The Austin, Texas-based grocery chain, which Amazon bought for $13.7 billion, has chosen MullenLowe L.A. as its creative agency of record after a review, the people said.
A spokeswoman for Whole Foods did not return calls requesting comment.
Representatives from MullenLowe declined to comment. The review, which kicked off in late June, was run by SRI. The invitation to pitch was initially extended to several agencies and quickly narrowed down to a final three, according to sources.
Whole Foods, which was founded 37 years ago, spent more than $60 million on measured media in the U.S. last year, according to Kantar Media.

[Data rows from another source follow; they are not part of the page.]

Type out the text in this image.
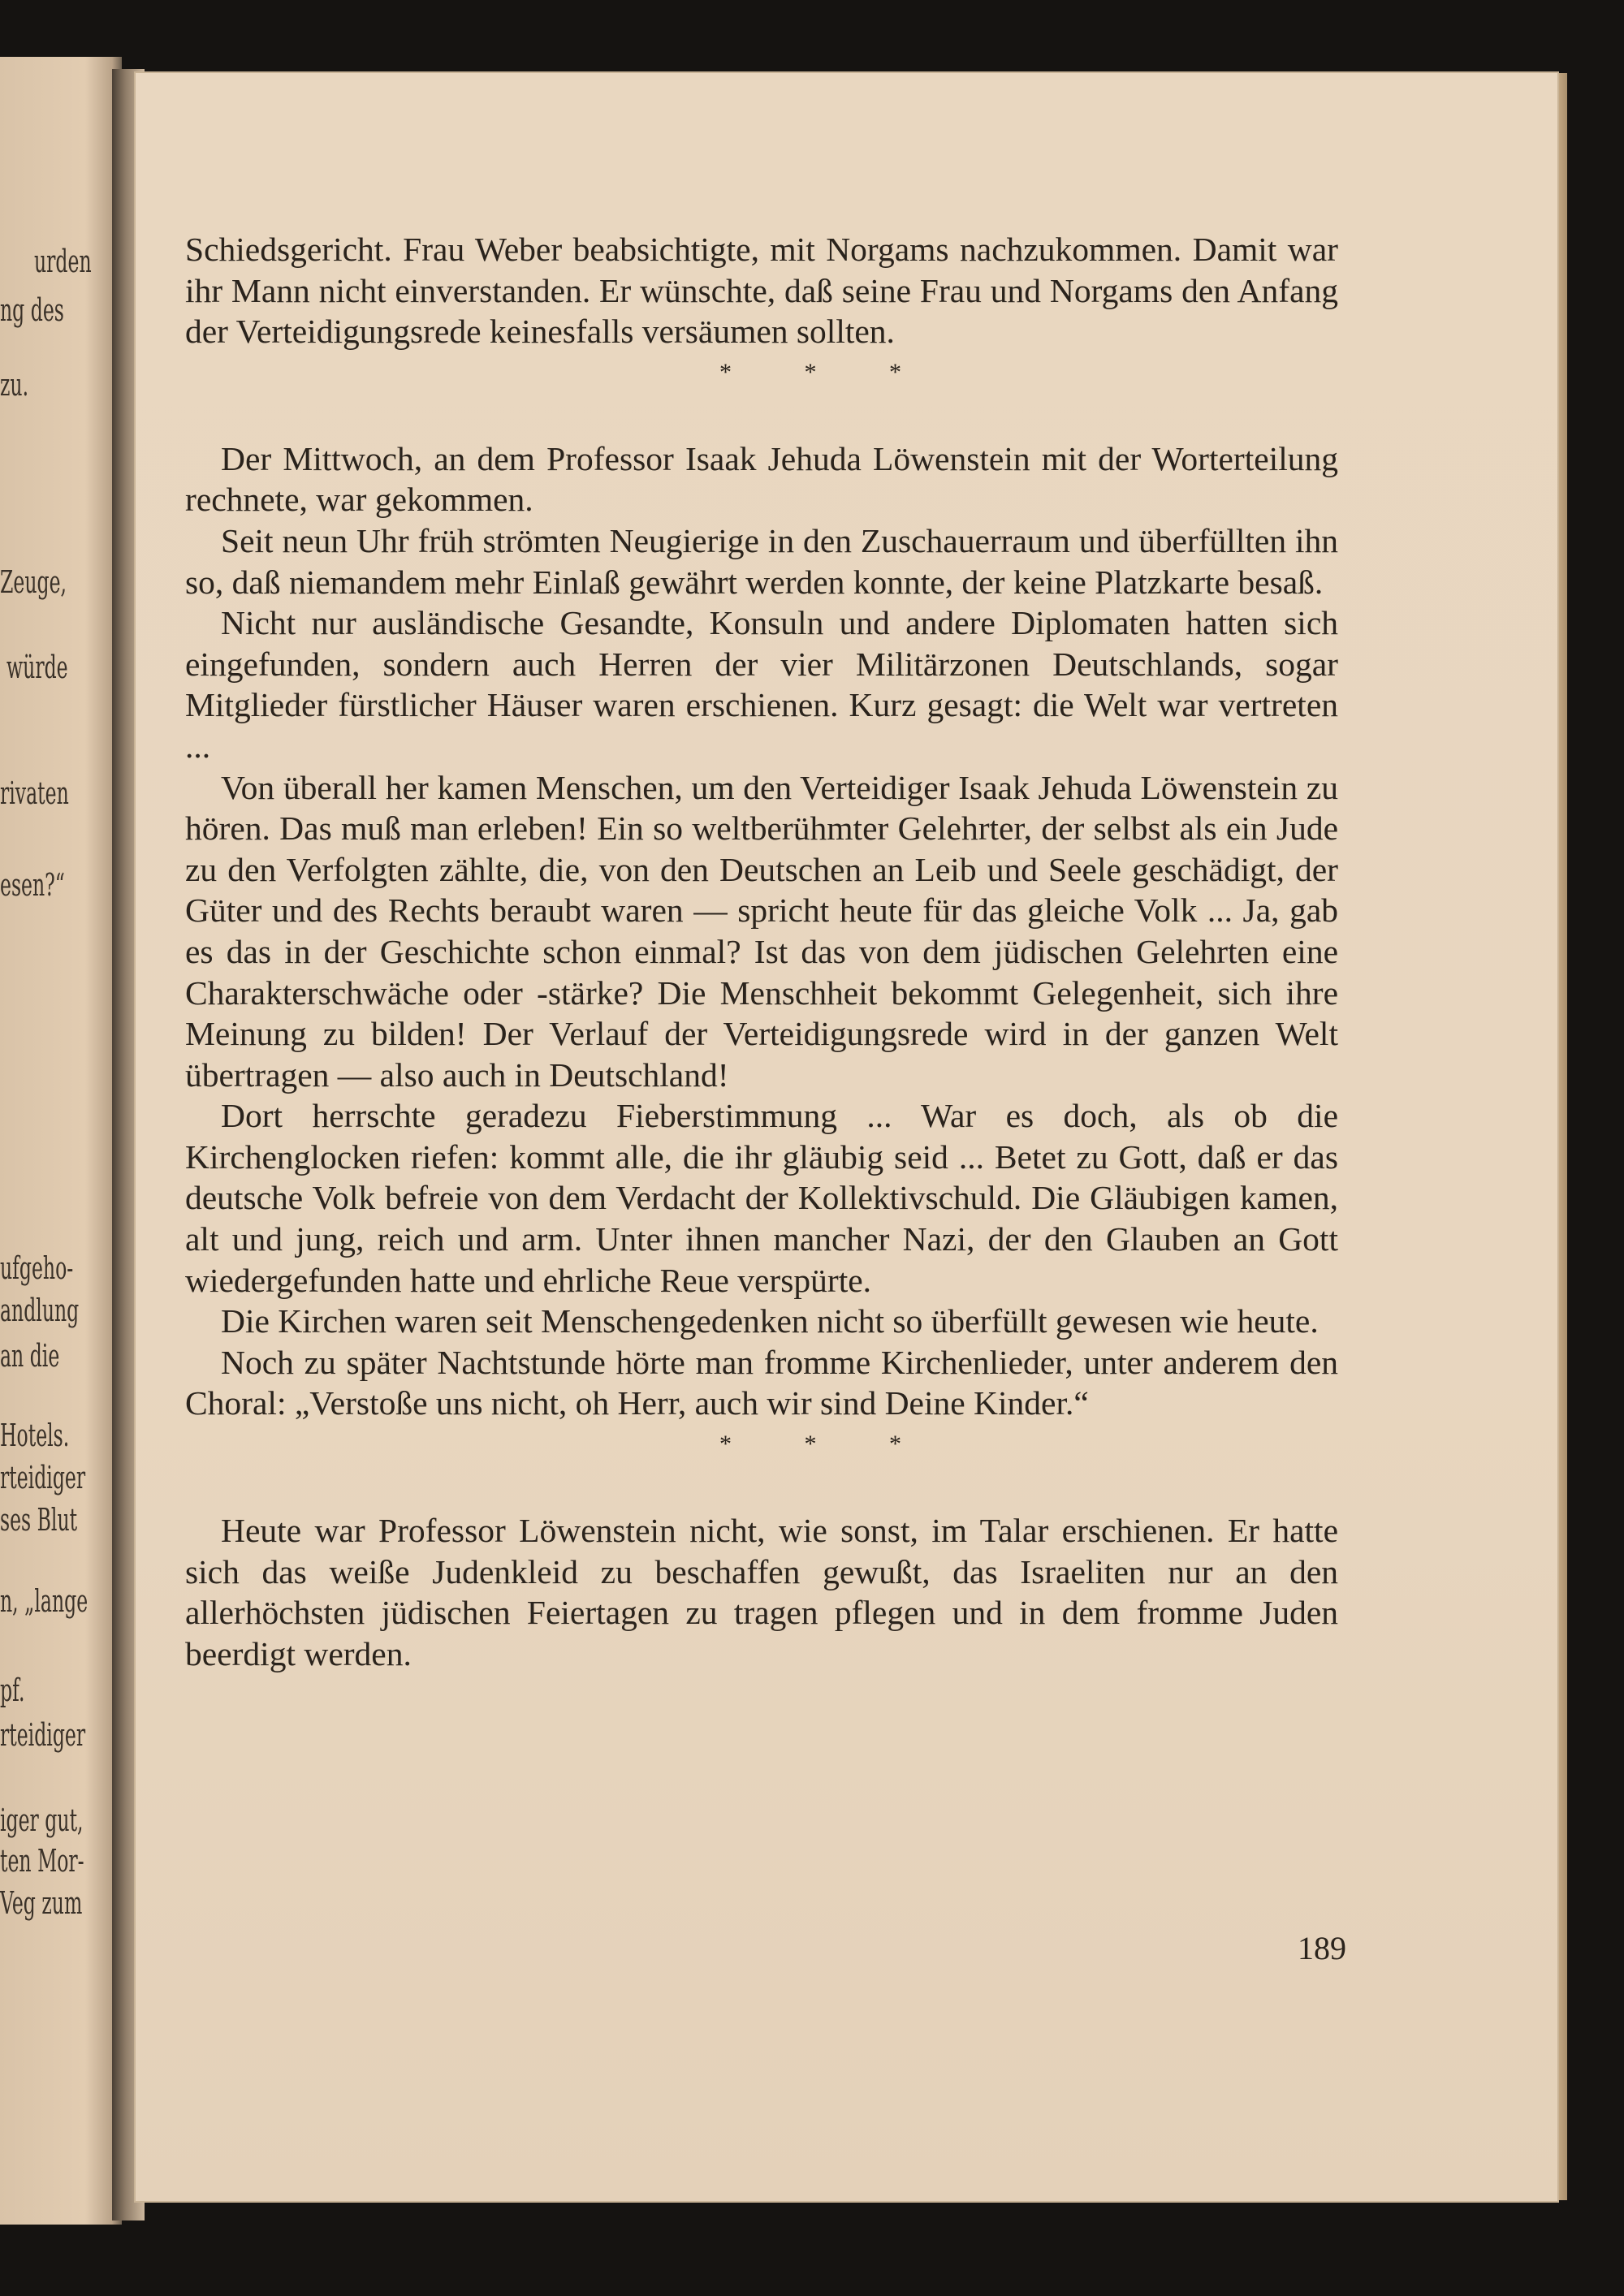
urden
ng des
zu.
Zeuge,
würde
rivaten
esen?“
ufgeho-
andlung
an die
Hotels.
rteidiger
ses Blut
n, „lange
pf.
rteidiger
iger gut,
ten Mor-
Veg zum

Schiedsgericht. Frau Weber beabsichtigte, mit Norgams nachzukommen. Damit war ihr Mann nicht einverstanden. Er wünschte, daß seine Frau und Norgams den Anfang der Verteidigungsrede keinesfalls versäumen sollten.

* * *

Der Mittwoch, an dem Professor Isaak Jehuda Löwenstein mit der Worterteilung rechnete, war gekommen.

Seit neun Uhr früh strömten Neugierige in den Zuschauerraum und überfüllten ihn so, daß niemandem mehr Einlaß gewährt werden konnte, der keine Platzkarte besaß.

Nicht nur ausländische Gesandte, Konsuln und andere Diplomaten hatten sich eingefunden, sondern auch Herren der vier Militärzonen Deutschlands, sogar Mitglieder fürstlicher Häuser waren erschienen. Kurz gesagt: die Welt war vertreten ...

Von überall her kamen Menschen, um den Verteidiger Isaak Jehuda Löwenstein zu hören. Das muß man erleben! Ein so weltberühmter Gelehrter, der selbst als ein Jude zu den Verfolgten zählte, die, von den Deutschen an Leib und Seele geschädigt, der Güter und des Rechts beraubt waren — spricht heute für das gleiche Volk ... Ja, gab es das in der Geschichte schon einmal? Ist das von dem jüdischen Gelehrten eine Charakterschwäche oder -stärke? Die Menschheit bekommt Gelegenheit, sich ihre Meinung zu bilden! Der Verlauf der Verteidigungsrede wird in der ganzen Welt übertragen — also auch in Deutschland!

Dort herrschte geradezu Fieberstimmung ... War es doch, als ob die Kirchenglocken riefen: kommt alle, die ihr gläubig seid ... Betet zu Gott, daß er das deutsche Volk befreie von dem Verdacht der Kollektivschuld. Die Gläubigen kamen, alt und jung, reich und arm. Unter ihnen mancher Nazi, der den Glauben an Gott wiedergefunden hatte und ehrliche Reue verspürte.

Die Kirchen waren seit Menschengedenken nicht so überfüllt gewesen wie heute.

Noch zu später Nachtstunde hörte man fromme Kirchenlieder, unter anderem den Choral: „Verstoße uns nicht, oh Herr, auch wir sind Deine Kinder.“

* * *

Heute war Professor Löwenstein nicht, wie sonst, im Talar erschienen. Er hatte sich das weiße Judenkleid zu beschaffen gewußt, das Israeliten nur an den allerhöchsten jüdischen Feiertagen zu tragen pflegen und in dem fromme Juden beerdigt werden.

189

It is unclear when consumers might see the fruits of MullenLowe's labor. New marketing had been expected in January, but that timeline may change under the company's new Amazon ownership. As soon as the acquisition closed in August, the Seattle-based tech giant implemented changes at the 466-unit grocer to tackle the derisive "whole paycheck" image that has plagued Whole Foods. It lowered prices on products including bananas, organic avocados and organic brown eggs by as much as 43 percent. Shoppers voiced their approval.
It's still far too soon to determine the full ramifications of Amazon's acquisition. On a conference call to announce second-quarter earnings in July, Amazon Chief Financial Officer Brian Olsavsky mentioned that Whole Foods, like Amazon, is a "customer-centric" team. "They've built a great business, focus around quality and customer," he said.
Whole Foods had already been gearing up for marketing changes. Late last year, the grocer hired Sonya Gafsi Oblisk, formerly with Sam's Club, as global VP of marketing. In January, it tapped MediaCom for its media planning and buying, following another competitive review. The company has not had a new ad campaign in years; most recently, its "Values Matter" brand campaign, created with Partners & Spade, featured the local growers who made the food.
A news report earlier this fall noted that Whole Foods would be moving away from the local vendors that have long stocked its shelves in favor of more mass market brands in order to embrace Amazon cost and operating synergies. However, a Whole Foods spokeswoman told Ad Age at the time that the brand would continue to work with such small, locally-sourced purveyors.
"All Whole Foods Market stores will continue to sell local products and our buyers remain committed to discovering and incubating local and innovative brands," she said then. "Local suppliers and products are crucial to the success of the company and our ongoing work in category management helps streamline processes that ensure each store has the best possible curated selection of local and national products available for shoppers."
This past summer, MullenLowe was named creative and media AOR for global asset management company Nuveen, perhaps best known for its controversial Super Bowl spot in 2000 featuring paralyzed actor Christopher Reeve walking again. MullenLowe is handling brand strategy and creative development, while MullenLowe Mediahub focuses on media planning and buying.
MullenLowe was also named creative and strategic AOR for E-Trade in April, following a review.
Amazon, for its part, does not have a creative agency of record and in recent months has worked with a variety of shops including Leo Burnett, Crispin Porter & Bogusky Los Angeles, Above & Beyond and Joint.